Mickey Rourke: The Wrestler
Eddie Harrison celebrates the return of Mickey Rourke by rememberingthe career highs and lows of a reluctant Hollywood icon
I’ve had a poster of Mickey Rourke on my wall for over 20 years now. A black and white blow-up from Alan Parker’s Angel Heart, it pictures Rourke as private detective Harry Angel, freshly demobbed after WWII, his hair back-combed into an untidy quiff, with a cigarette dangling from a insouciant smile. It’s the quintessential portrait of a movie star in his prime.
Despite its reputation as a commercial flop, Angel Heart ran at Glasgow’s Renfield Street Odeon for a marathon 16 weeks, and as a teenager, I was in the audience at least a dozen times to see one of the definitive tough guy performances of all time.
Two decades of awful films and performances later, many of us who had so admired Rourke’s early work had long given up on him. Rourke abandoned any pretence at serious acting in favour of his headstrong pursuit of a boxing career that distorted his features through reconstructive plastic surgery and seemed to leave him punch drunk when it came to choosing roles. Yet against all odds, Rourke has come back off the ropes and scored an undisputed knockout in Darren Aronofsky’s new release The Wrestler.
The role of Randy ‘the Ram’ Robinson was originally touted for Nicolas Cage, but proved tailor-made for the resurrection of Mickey Rourke. Recalling his 80’s heyday, Randy relives his past glories as he sits in his trailer playing a primitive video game based on his wrestling career, pumping himself up through bags of steroids. Randy’s down at heel yet defiant character offers poignant resonances for anyone who has tried to follow Rourke’s decline and fall.
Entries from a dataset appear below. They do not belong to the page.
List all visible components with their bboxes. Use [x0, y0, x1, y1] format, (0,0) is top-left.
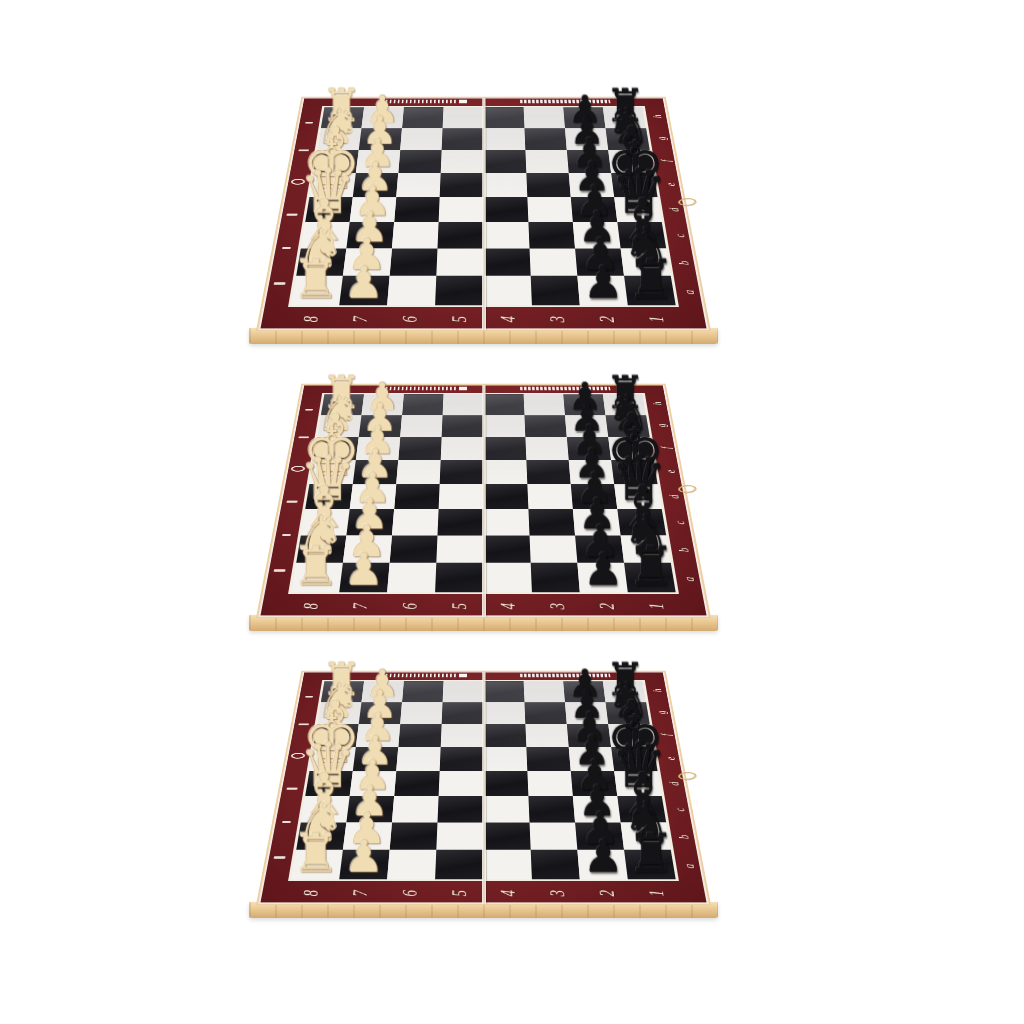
square-g5 [442, 415, 484, 437]
chess-set-middle: ♜♟♟♜♞♟♟♞♝♟♟♝♚♟♟♚♛♟♟♛♝♟♟♝♞♟♟♞♜♟♟♜ 8765432… [256, 344, 711, 631]
square-d5 [439, 197, 484, 222]
rank-label-5: 5 [447, 603, 470, 609]
square-g4 [484, 128, 526, 150]
print-mark [282, 534, 291, 536]
file-label-b: b [676, 835, 693, 839]
square-f6 [398, 437, 441, 460]
file-label-g: g [655, 423, 670, 426]
rank-label-1: 1 [644, 890, 668, 896]
square-c6 [392, 796, 439, 822]
square-a1: ♜ [624, 563, 676, 592]
square-b6 [390, 822, 438, 850]
square-a7: ♟ [339, 563, 389, 592]
square-a3 [530, 850, 579, 879]
square-g3 [524, 702, 566, 724]
chess-set-top: ♜♟♟♜♞♟♟♞♝♟♟♝♚♟♟♚♛♟♟♛♝♟♟♝♞♟♟♞♜♟♟♜ 8765432… [256, 57, 711, 344]
square-e5 [440, 460, 484, 484]
square-d6 [394, 484, 440, 509]
square-g6 [400, 128, 442, 150]
rank-label-8: 8 [299, 316, 323, 322]
square-b5 [437, 822, 484, 850]
fold-hinge-line [482, 672, 486, 904]
square-g6 [400, 702, 442, 724]
file-label-g: g [655, 710, 670, 713]
square-a7: ♟ [339, 276, 389, 305]
black-pawn-a2: ♟ [583, 262, 623, 305]
square-a8: ♜ [291, 276, 343, 305]
file-label-f: f [659, 734, 674, 736]
square-e3 [526, 747, 571, 771]
square-c5 [438, 796, 484, 822]
square-a4 [484, 563, 532, 592]
fold-hinge-line [482, 385, 486, 617]
rank-label-7: 7 [348, 316, 371, 322]
square-c6 [392, 509, 439, 535]
black-pawn-a2: ♟ [583, 836, 623, 879]
file-label-h: h [651, 689, 665, 692]
square-d3 [527, 484, 573, 509]
square-h4 [484, 681, 525, 702]
square-g4 [484, 702, 526, 724]
square-h6 [402, 107, 444, 128]
square-a6 [387, 276, 436, 305]
chess-board: ♜♟♟♜♞♟♟♞♝♟♟♝♚♟♟♚♛♟♟♛♝♟♟♝♞♟♟♞♜♟♟♜ 8765432… [256, 671, 711, 905]
square-c5 [438, 509, 484, 535]
rank-label-3: 3 [546, 316, 569, 322]
square-c3 [528, 222, 575, 248]
square-b6 [390, 248, 438, 276]
white-rook-a8: ♜ [291, 254, 339, 305]
square-f4 [484, 150, 527, 173]
square-h4 [484, 394, 525, 415]
square-a5 [435, 276, 483, 305]
square-b4 [484, 535, 531, 563]
square-f4 [484, 437, 527, 460]
square-g6 [400, 415, 442, 437]
file-label-f: f [659, 160, 674, 162]
square-f5 [441, 437, 484, 460]
square-a6 [387, 563, 436, 592]
square-c5 [438, 222, 484, 248]
rank-label-6: 6 [398, 603, 421, 609]
print-mark [274, 856, 286, 858]
square-a8: ♜ [291, 850, 343, 879]
square-e4 [484, 747, 528, 771]
square-c6 [392, 222, 439, 248]
square-b6 [390, 535, 438, 563]
square-g5 [442, 702, 484, 724]
rank-label-2: 2 [595, 316, 618, 322]
square-f3 [525, 724, 568, 747]
square-e6 [396, 460, 441, 484]
square-d6 [394, 197, 440, 222]
file-label-e: e [663, 183, 678, 186]
chess-board: ♜♟♟♜♞♟♟♞♝♟♟♝♚♟♟♚♛♟♟♛♝♟♟♝♞♟♟♞♜♟♟♜ 8765432… [256, 97, 711, 331]
print-mark [274, 282, 286, 284]
chess-set-bottom: ♜♟♟♜♞♟♟♞♝♟♟♝♚♟♟♚♛♟♟♛♝♟♟♝♞♟♟♞♜♟♟♜ 8765432… [256, 631, 711, 918]
square-f5 [441, 724, 484, 747]
square-a4 [484, 276, 532, 305]
square-f3 [525, 437, 568, 460]
square-e5 [440, 173, 484, 197]
file-label-b: b [676, 261, 693, 265]
rank-label-4: 4 [497, 316, 520, 322]
rank-label-8: 8 [299, 603, 323, 609]
rank-label-7: 7 [348, 603, 371, 609]
black-pawn-a2: ♟ [583, 549, 623, 592]
rank-label-4: 4 [497, 603, 520, 609]
board-stack: ♜♟♟♜♞♟♟♞♝♟♟♝♚♟♟♚♛♟♟♛♝♟♟♝♞♟♟♞♜♟♟♜ 8765432… [256, 57, 711, 918]
white-rook-a8: ♜ [291, 541, 339, 592]
print-mark [282, 247, 291, 249]
square-b3 [529, 248, 577, 276]
file-label-a: a [681, 864, 698, 869]
square-g3 [524, 128, 566, 150]
square-b5 [437, 535, 484, 563]
file-label-h: h [651, 402, 665, 405]
print-mark [274, 569, 286, 571]
square-b3 [529, 822, 577, 850]
file-label-b: b [676, 548, 693, 552]
square-f6 [398, 150, 441, 173]
file-label-e: e [663, 757, 678, 760]
square-d4 [484, 197, 529, 222]
square-d5 [439, 484, 484, 509]
square-a4 [484, 850, 532, 879]
rank-label-3: 3 [546, 603, 569, 609]
square-g3 [524, 415, 566, 437]
rank-label-3: 3 [546, 890, 569, 896]
file-label-g: g [655, 136, 670, 139]
square-f3 [525, 150, 568, 173]
square-f4 [484, 724, 527, 747]
rank-label-6: 6 [398, 890, 421, 896]
square-b3 [529, 535, 577, 563]
square-a5 [435, 850, 483, 879]
square-e6 [396, 173, 441, 197]
square-b4 [484, 248, 531, 276]
square-d3 [527, 771, 573, 796]
square-e3 [526, 173, 571, 197]
square-a3 [530, 563, 579, 592]
square-h4 [484, 107, 525, 128]
fold-hinge-line [482, 98, 486, 330]
file-label-d: d [667, 208, 683, 212]
file-label-h: h [651, 115, 665, 118]
rank-label-1: 1 [644, 603, 668, 609]
square-a3 [530, 276, 579, 305]
square-d5 [439, 771, 484, 796]
white-rook-a8: ♜ [291, 828, 339, 879]
square-e5 [440, 747, 484, 771]
square-d6 [394, 771, 440, 796]
square-a2: ♟ [577, 276, 627, 305]
square-e4 [484, 173, 528, 197]
square-h3 [523, 394, 565, 415]
square-h3 [523, 681, 565, 702]
rank-label-6: 6 [398, 316, 421, 322]
square-g5 [442, 128, 484, 150]
square-c4 [484, 222, 530, 248]
square-a6 [387, 850, 436, 879]
file-label-c: c [672, 234, 688, 238]
rank-label-4: 4 [497, 890, 520, 896]
square-a2: ♟ [577, 563, 627, 592]
square-a8: ♜ [291, 563, 343, 592]
black-rook-a1: ♜ [627, 254, 675, 305]
square-h6 [402, 681, 444, 702]
square-c3 [528, 796, 575, 822]
rank-label-5: 5 [447, 316, 470, 322]
square-h5 [443, 394, 484, 415]
square-a1: ♜ [624, 850, 676, 879]
rank-label-5: 5 [447, 890, 470, 896]
rank-label-2: 2 [595, 890, 618, 896]
square-f5 [441, 150, 484, 173]
square-a2: ♟ [577, 850, 627, 879]
file-label-e: e [663, 470, 678, 473]
file-label-d: d [667, 782, 683, 786]
square-a7: ♟ [339, 850, 389, 879]
square-c4 [484, 796, 530, 822]
square-d4 [484, 771, 529, 796]
black-rook-a1: ♜ [627, 828, 675, 879]
square-h5 [443, 107, 484, 128]
square-g4 [484, 415, 526, 437]
file-label-f: f [659, 447, 674, 449]
file-label-c: c [672, 808, 688, 812]
print-mark [282, 821, 291, 823]
white-pawn-a7: ♟ [343, 836, 383, 879]
square-c4 [484, 509, 530, 535]
rank-label-1: 1 [644, 316, 668, 322]
black-rook-a1: ♜ [627, 541, 675, 592]
file-label-d: d [667, 495, 683, 499]
rank-label-8: 8 [299, 890, 323, 896]
white-pawn-a7: ♟ [343, 549, 383, 592]
file-label-a: a [681, 290, 698, 295]
square-h5 [443, 681, 484, 702]
square-d4 [484, 484, 529, 509]
rank-label-7: 7 [348, 890, 371, 896]
white-pawn-a7: ♟ [343, 262, 383, 305]
file-label-c: c [672, 521, 688, 525]
file-label-a: a [681, 577, 698, 582]
square-c3 [528, 509, 575, 535]
square-b4 [484, 822, 531, 850]
square-d3 [527, 197, 573, 222]
square-h3 [523, 107, 565, 128]
chess-board: ♜♟♟♜♞♟♟♞♝♟♟♝♚♟♟♚♛♟♟♛♝♟♟♝♞♟♟♞♜♟♟♜ 8765432… [256, 384, 711, 618]
square-a5 [435, 563, 483, 592]
square-e3 [526, 460, 571, 484]
square-e4 [484, 460, 528, 484]
square-b5 [437, 248, 484, 276]
square-a1: ♜ [624, 276, 676, 305]
square-f6 [398, 724, 441, 747]
square-e6 [396, 747, 441, 771]
square-h6 [402, 394, 444, 415]
rank-label-2: 2 [595, 603, 618, 609]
Most hyped young actors suffer from Marlon Brando comparisons, but back in the 80’s, Rourke had carved out a niche of his own as an arson expert in Lawrence Kasdan’s Body Heat and as the smooth-talker in Barry Levinson’s talkfest Diner. Memorable starring roles piled up; as the laconic Motorcycle Boy in Coppola’s Rumblefish, or as a racist cop in Year of the Dragon.
Yet Rourke found his widest audience in his worst role, cast against type amongst the strawberries and cream of Adrian Lyne’s fruity erotic drama, 91/2 Weeks. Focused on the ring rather than the screen, Rourke seemed happy to be a bum rather than a contender, shrugging off his stardom in dire sci-fi buddy opus Harley Davidson and the Marlboro Man, or in tepid soft-porn yawn Wild Orchid, in which he sported a pink/orange tan that made him look like he’d been dipped in taramasalata.
Rourke found himself saved by the bell when he gave up boxing in 1997, although his work in the same year’s Love in Paris, a sequel to 91/2 Weeks, suggested he’d long since given up acting too. With his old Hollywood pals including Sean Penn (The Pledge) and Coppola (The Rainmaker) welcoming him back to the fold, it was only a matter of time before the boxer finally got back off the canvas and came out fighting. His once-handsome features may be mashed up beyond repair, but his talent is intact; his touching, self-mocking and brutally honest role in The Wrestler marks Rourke out as a contender reborn.
The Wrestler is on selected release from Fri 16 Jan.